Edwards bashes Bush strategy
Democratic vice presidential nominee John Edwards on Tuesday accused President Bush of bungling the war in Iraq while losing focus on the fight against international terrorism.
Speaking at Carnegie Mellon University, the North Carolina senator pledged that a White House headed by Democratic presidential nominee John Kerry would not “take our eye off the continuing threat of Osama bin Laden and the people who perpetrated 9/11.”
“When John Kerry is the president of the United States, we will find these terrorists and we will crush them before they can do harm to the American people,” Edwards said at a town hall meeting in Wiegand Gymnasium.
His appearance on the Oakland campus underscores the fierce competition for Pennsylvania’s 21 electoral votes in the Nov. 2 election. Kerry, a Massachusetts senator, used Pittsburgh as a stage to announce Edwards as his running mate at a Downtown rally in July.
Bush has made frequent visits to the region, including a stop in Allegheny County last week to survey storm damage and console flood victims.
Edwards fielded about a dozen questions during the two-hour meeting. He touched on issues ranging from rising health-care costs and declining veterans’ benefits, to environmental concerns and the need for more jobs.
He threw his sharpest jabs at the Bush administration over its handling of the war.
“Iraq is a mess and it’s a mess because of two people: George Bush and Dick Cheney. They told us they had a plan — not true. They told us they had enough troops to secure the country — not true.”
Edwards renewed his charge that the Republicans are “fear-mongering” by suggesting that al-Qaida would prefer that the Democrats win.
“Let me say this in very simple language. For them to exploit one of the greatest tragedies in American history for personal gain is wrong.”
U.S. Rep. Melissa Hart, R-Bradford Woods, responded for the Bush campaign, charging that Kerry and Edwards “have taken too many positions on the war on terror to count.”
“Their new rhetoric of defeat and retreat is the wrong message to send to our troops, our allies and most definitely our enemies.”
Hart’s statement echoed a refrain from the GOP that paints Kerry as a flip-flopper on key issues. She said Kerry and Edwards “shift positions based on the headlines of the day,” while Bush “has been decisive and determined” in fighting terrorism.

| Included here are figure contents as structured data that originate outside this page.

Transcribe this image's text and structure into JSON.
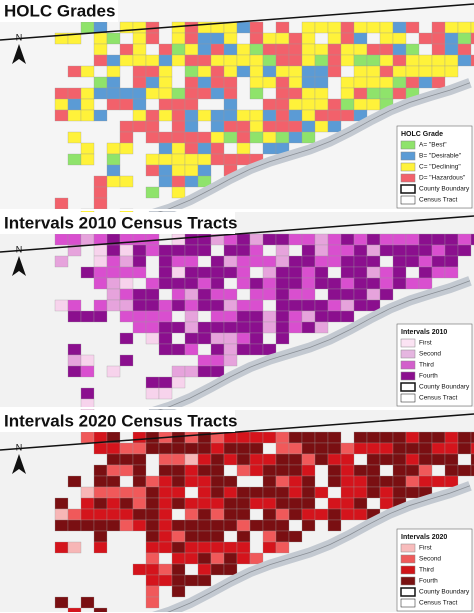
{
  "panels": [
    {
      "title": "HOLC Grades",
      "north": "N",
      "legend": {
        "title": "HOLC Grade",
        "items": [
          "A= \"Best\"",
          "B= \"Desirable\"",
          "C= \"Declining\"",
          "D= \"Hazardous\"",
          "County Boundary",
          "Census Tract"
        ]
      }
    },
    {
      "title": "Intervals 2010 Census Tracts",
      "north": "N",
      "legend": {
        "title": "Intervals 2010",
        "items": [
          "First",
          "Second",
          "Third",
          "Fourth",
          "County Boundary",
          "Census Tract"
        ]
      }
    },
    {
      "title": "Intervals 2020 Census Tracts",
      "north": "N",
      "legend": {
        "title": "Intervals 2020",
        "items": [
          "First",
          "Second",
          "Third",
          "Fourth",
          "County Boundary",
          "Census Tract"
        ]
      }
    }
  ]
}
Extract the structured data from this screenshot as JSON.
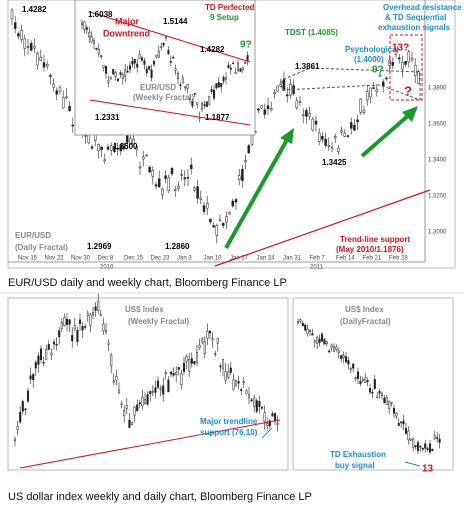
{
  "eurusd": {
    "caption": "EUR/USD daily and weekly chart, Bloomberg Finance LP",
    "daily": {
      "name": [
        "EUR/USD",
        "(Daily Fractal)"
      ],
      "levels": [
        "1.4282",
        "1.3500",
        "1.2969",
        "1.2860",
        "1.3861",
        "1.3425"
      ],
      "tdst": "TDST (1.4085)",
      "psych": [
        "Psychological",
        "(1.4000)"
      ],
      "overhead": [
        "Overhead resistance",
        "& TD Sequential",
        "exhaustion signals"
      ],
      "nine": "9?",
      "thirteen": "13?",
      "question": "?",
      "trend": [
        "Trend-line support",
        "(May 2010/1.1876)"
      ],
      "price_axis": [
        "1.3800",
        "1.3600",
        "1.3400",
        "1.3200",
        "1.3000"
      ],
      "dates": [
        "Nov 15",
        "Nov 22",
        "Nov 30",
        "Dec 8",
        "Dec 15",
        "Dec 23",
        "Jan 3",
        "Jan 10",
        "Jan 17",
        "Jan 24",
        "Jan 31",
        "Feb 7",
        "Feb 14",
        "Feb 21",
        "Feb 28"
      ],
      "years": [
        "2010",
        "2011"
      ]
    },
    "weekly": {
      "levels": [
        "1.6038",
        "1.5144",
        "1.4282",
        "1.2331",
        "1.1877"
      ],
      "downtrend": [
        "Major",
        "Downtrend"
      ],
      "perfected": [
        "TD Perfected",
        "9 Setup"
      ],
      "nine": "9?",
      "name": [
        "EUR/USD",
        "(Weekly Fractal)"
      ]
    }
  },
  "dxy": {
    "caption": "US dollar index weekly and daily chart, Bloomberg Finance LP",
    "weekly": {
      "name": [
        "US$ Index",
        "(Weekly Fractal)"
      ],
      "support": [
        "Major trendline",
        "support (76.10)"
      ]
    },
    "daily": {
      "name": [
        "US$ Index",
        "(DailyFractal)"
      ],
      "exhaustion": [
        "TD Exhaustion",
        "buy signal"
      ],
      "thirteen": "13"
    }
  }
}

Edwards was joined at the event by Kristen Breitweiser, of Middletown, N.J., widow of Ron Breitweiser, who was killed when terrorists steered a hijacked plane into the World Trade Center on Sept. 11, 2001.
Breitweiser, who has criticized Bush’s response to the terrorist attacks, told the estimated 1,000 people at the meeting that “in my heart, I know we will be safer with John Kerry and John Edwards” in the White House.